Photo by Dominique Rouge

This week, women across America performed The Vagina Monologues, a play that gives voice to several women’s accounts of sexual trauma. Since 1996, the play has sought to spark awareness for new narratives of female sexuality and empowerment.  

A particularly notable performance took place at Haley House Bakery and Cafe, in lower Roxbury.

The proceeds of the play went to New Beginnings Reentry Service, Massachusetts’ only non-profit specifically designed to service formerly incarcerated women. Stacey Borden, the founder of New Beginnings, performed in the play and explained its relevance.

“February is the month of domestic violence awareness, and what we’re saying is that is why the majority of why women are incarcerated—unmet trauma, be it from domestic violence, sexual abuse, neglect, rape or incest,” Borden said. 

Borden served time in jail herself, and began to reflect on her own past traumas.  

“I think a seed gets planted somewhere. Through my process of addiction, not really knowing that I was suffering from mental health issues because of my trauma—my sex abuse and my rape at 18—something only happened in my last three years of prison.”

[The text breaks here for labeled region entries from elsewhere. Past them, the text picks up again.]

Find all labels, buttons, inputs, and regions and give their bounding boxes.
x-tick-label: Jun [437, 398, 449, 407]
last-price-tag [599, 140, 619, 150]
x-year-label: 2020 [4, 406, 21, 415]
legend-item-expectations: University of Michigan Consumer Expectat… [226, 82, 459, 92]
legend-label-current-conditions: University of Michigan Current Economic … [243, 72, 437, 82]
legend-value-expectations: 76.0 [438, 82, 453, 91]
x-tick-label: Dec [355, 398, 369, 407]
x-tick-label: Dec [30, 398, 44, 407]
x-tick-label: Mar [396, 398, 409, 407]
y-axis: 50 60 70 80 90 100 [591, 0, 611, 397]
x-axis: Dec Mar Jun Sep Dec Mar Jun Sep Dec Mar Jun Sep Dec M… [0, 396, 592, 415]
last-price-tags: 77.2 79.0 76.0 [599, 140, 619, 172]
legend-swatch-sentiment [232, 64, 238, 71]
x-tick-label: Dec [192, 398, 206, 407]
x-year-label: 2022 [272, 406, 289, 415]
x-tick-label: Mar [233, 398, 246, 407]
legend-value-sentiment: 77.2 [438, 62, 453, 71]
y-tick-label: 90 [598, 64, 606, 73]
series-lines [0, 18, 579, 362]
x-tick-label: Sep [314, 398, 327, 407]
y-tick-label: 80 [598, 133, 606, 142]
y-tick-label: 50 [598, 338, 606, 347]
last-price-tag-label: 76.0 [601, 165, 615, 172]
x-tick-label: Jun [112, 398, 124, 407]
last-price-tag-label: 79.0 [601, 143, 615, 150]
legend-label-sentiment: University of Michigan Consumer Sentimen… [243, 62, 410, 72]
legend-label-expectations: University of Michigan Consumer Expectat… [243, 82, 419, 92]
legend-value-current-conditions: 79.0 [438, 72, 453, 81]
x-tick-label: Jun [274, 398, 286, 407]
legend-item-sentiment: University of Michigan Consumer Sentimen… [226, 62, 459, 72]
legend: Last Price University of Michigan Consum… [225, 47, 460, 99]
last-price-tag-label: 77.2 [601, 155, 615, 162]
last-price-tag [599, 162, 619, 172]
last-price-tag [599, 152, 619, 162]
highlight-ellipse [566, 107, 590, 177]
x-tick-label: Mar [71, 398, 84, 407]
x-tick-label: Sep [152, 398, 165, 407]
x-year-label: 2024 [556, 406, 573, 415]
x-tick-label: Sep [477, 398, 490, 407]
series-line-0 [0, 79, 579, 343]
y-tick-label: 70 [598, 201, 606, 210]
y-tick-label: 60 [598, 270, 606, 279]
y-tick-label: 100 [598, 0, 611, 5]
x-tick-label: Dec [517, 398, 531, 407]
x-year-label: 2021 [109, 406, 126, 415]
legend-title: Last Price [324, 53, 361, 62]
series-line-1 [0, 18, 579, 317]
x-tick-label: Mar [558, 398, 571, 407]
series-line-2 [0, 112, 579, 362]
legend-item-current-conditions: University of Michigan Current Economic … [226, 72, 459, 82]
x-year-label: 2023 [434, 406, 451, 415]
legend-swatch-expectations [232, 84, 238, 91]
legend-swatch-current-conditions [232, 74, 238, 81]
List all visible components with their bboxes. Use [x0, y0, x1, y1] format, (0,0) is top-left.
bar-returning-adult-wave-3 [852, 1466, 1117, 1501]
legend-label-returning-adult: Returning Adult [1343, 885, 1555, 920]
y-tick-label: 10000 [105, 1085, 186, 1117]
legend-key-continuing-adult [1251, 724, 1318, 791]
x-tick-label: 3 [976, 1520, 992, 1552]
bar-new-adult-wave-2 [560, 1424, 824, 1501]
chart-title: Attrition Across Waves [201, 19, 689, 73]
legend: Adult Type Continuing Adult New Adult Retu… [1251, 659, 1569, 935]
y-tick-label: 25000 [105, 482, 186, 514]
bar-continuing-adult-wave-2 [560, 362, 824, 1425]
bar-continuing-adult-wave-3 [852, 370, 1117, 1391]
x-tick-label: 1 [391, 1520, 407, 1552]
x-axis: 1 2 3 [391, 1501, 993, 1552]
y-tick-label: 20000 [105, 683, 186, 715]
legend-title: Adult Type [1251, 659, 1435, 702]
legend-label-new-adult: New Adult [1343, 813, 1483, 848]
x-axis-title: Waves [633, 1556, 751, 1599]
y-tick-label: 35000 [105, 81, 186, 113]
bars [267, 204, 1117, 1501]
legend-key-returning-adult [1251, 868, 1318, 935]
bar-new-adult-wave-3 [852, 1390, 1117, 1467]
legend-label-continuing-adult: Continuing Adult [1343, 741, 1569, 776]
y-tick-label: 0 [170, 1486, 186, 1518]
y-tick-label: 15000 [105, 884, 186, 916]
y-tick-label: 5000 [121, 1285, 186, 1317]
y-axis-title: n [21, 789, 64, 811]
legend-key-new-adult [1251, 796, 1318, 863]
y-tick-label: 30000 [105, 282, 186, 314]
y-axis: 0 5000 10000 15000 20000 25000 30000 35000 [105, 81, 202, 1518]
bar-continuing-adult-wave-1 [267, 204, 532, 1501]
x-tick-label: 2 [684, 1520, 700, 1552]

Seeking treatment in prison, Borden found a commonality of sexual violence in female inmates’ pasts.

“I learned how to express myself. I learned how to channel that anger and that resentment and that pain. And once I started doing that, I realized, there are other women just like me. We’re in here for the same thing. Because we’re suffering, and we’ve been mistreated, and we’ve mistreated ourselves.”

Over 68 percent of women that leave jail in America return after five years.

Borden sees a reason. “One day it clicked: there was nothing there for us out there. People are so busy talking about institutionalization, but if a person has nothing to go home to, then they’ll become institutionalized—that is more comfortable. Some women leave jail and lose their children. Some lose their families. Parents pass on while people are in jail.”

She made a promise to former, fellow inmates in 2010 to design a program to stop women from returning to jail.

Today, ten years later, with a Master’s Degree in Mental Health Counseling, a license as a Licensed Alcohol and Drug Abuse Counselor, and a membership in the National Association for Addiction Professionals, Borden plans to take New Beginnings to the next step. Her organization is raising money to purchase a housing space for women leaving prison.

She noted at the end of the performance of The Vagina Monologues that people that think raising awareness for sexual violence is important should also be aware of the way their dollars may go toward labor in prisons. Companies like Whole Foods and Victoria’s Secret’s supply chains can be traced back to the use of underpaid workers in jail.

This, notes Borden, is a problem considering the role of trauma in many incarcerated female’s lives.

“My purpose, my passion, is to try to bring a woman to her consciousness, so she doesn’t have to go back in there, and participate in something that is bigger than us.”